Avant de profiter de vacances méritées, hélas, il va d'abord falloir vous rendre à l'évidence : vous n'êtes plus à la mode.

Oh, je sais ce que vous vous dites. Vous pensez que ce n'est qu'un creux de vague, que vous êtes au bout du rouleau mais que vous allez rebondir, c'est ce que ce sont dit en leur temps les balles en caoutchouc, le hula hoop, les pogs, le twist, Nabilla Benattia, l'Ardèche, le clignotant et le respect des valeurs de la république. Comme les dinosaures et les atlantes : un jour, ils étaient les rois du monde. Le lendemain, ils s'étaient fait piquer la place par des musaraignes aux pouces opposables qui leur ont collé le wifi partout et ont fait le plein de leurs véhicules avec ce qui restait de leurs carcasses. Il fallait bien que le vent tourne. Vous êtes désormais à la société (et je suis désolé de le dire) ce que les vélocirapors sont aux vélib', ou ce que les pattes d'eph' sont aux éléphants : un souvenir honteux.

Oh, ce n'est pas moi qui le dit, vous pensez bien, j'ai trop de respect pour les éléphants et les vélociraptors (comprendre : je les crains davantage que vous, peut-être à tort). 

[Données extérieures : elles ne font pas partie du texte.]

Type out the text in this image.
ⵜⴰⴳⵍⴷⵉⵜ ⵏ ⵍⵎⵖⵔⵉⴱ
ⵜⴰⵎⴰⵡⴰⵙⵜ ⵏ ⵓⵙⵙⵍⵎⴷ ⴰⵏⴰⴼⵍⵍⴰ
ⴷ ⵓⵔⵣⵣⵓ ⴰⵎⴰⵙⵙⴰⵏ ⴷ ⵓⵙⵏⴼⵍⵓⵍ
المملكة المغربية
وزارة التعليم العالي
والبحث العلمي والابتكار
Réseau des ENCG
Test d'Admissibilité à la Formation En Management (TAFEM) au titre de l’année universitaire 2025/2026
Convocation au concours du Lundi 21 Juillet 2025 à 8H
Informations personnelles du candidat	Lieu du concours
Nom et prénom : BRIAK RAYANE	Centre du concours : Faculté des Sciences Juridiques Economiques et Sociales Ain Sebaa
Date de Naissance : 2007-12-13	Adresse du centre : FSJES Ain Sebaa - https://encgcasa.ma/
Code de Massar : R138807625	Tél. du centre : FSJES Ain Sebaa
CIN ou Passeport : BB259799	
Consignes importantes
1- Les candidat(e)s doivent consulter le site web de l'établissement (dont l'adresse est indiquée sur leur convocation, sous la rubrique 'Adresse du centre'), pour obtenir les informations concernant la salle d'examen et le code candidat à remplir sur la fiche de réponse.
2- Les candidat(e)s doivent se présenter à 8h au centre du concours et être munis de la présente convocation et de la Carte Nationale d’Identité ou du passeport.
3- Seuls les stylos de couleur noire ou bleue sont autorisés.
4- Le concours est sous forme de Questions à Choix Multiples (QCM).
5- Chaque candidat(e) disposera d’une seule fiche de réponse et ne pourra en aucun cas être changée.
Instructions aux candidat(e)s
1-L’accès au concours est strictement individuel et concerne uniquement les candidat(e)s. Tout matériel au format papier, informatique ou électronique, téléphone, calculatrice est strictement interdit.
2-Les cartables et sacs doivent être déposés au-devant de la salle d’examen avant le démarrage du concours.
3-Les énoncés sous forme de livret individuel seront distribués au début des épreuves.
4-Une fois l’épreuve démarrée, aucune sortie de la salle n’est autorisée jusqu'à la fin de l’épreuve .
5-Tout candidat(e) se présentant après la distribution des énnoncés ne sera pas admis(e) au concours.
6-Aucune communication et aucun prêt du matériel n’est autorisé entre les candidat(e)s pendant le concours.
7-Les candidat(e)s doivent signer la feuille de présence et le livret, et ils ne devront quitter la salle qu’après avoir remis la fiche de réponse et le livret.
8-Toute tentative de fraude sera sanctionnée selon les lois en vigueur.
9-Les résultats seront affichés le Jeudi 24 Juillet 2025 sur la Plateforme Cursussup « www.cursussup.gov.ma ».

Il se trouve simplement que pour me donner un genre, comme j'aime à le faire quand je sors en société, c'est-à-dire une fois toutes les années bissextiles, je lisais tantôt un article de l'Observatoire des Inégalités tout à fait pa-ssion-nant (comprendre : je ne me suis endormi que trois fois, c'est-à-dire deux de moins que le jour où j'ai lu mon contrat de travail, dont l'intégralité tenait pourtant à trois lettres en majuscules : "L.O.L."). Article qui établissait ce constat terrible : les enfants qui savent lire trop tôt contribuent à accentuer les discriminations sociales. Et oui. Ne vous fiez pas à leur air angélique : ces marquises des anges sont des monstres sous couverture (du moins, pour ceux qui font leurs nuits). Il faut les canceler, comme disent ceux sur Twitter qui n'ont pas bien compris comment fonctionnaient les langues étrangères. En d'autres termes, plus concrètement : il faut veiller à ce qu'ils ne lisent pas avant sept ans, afin de réduire les écarts. Vous en chopez un avec un Oui-Oui, bim, une tarte. Avec un Marc Lévy, bim, vous allez l'abandonner sur le parvis d'une église. On ne rigole pas avec les inégalités culturelles.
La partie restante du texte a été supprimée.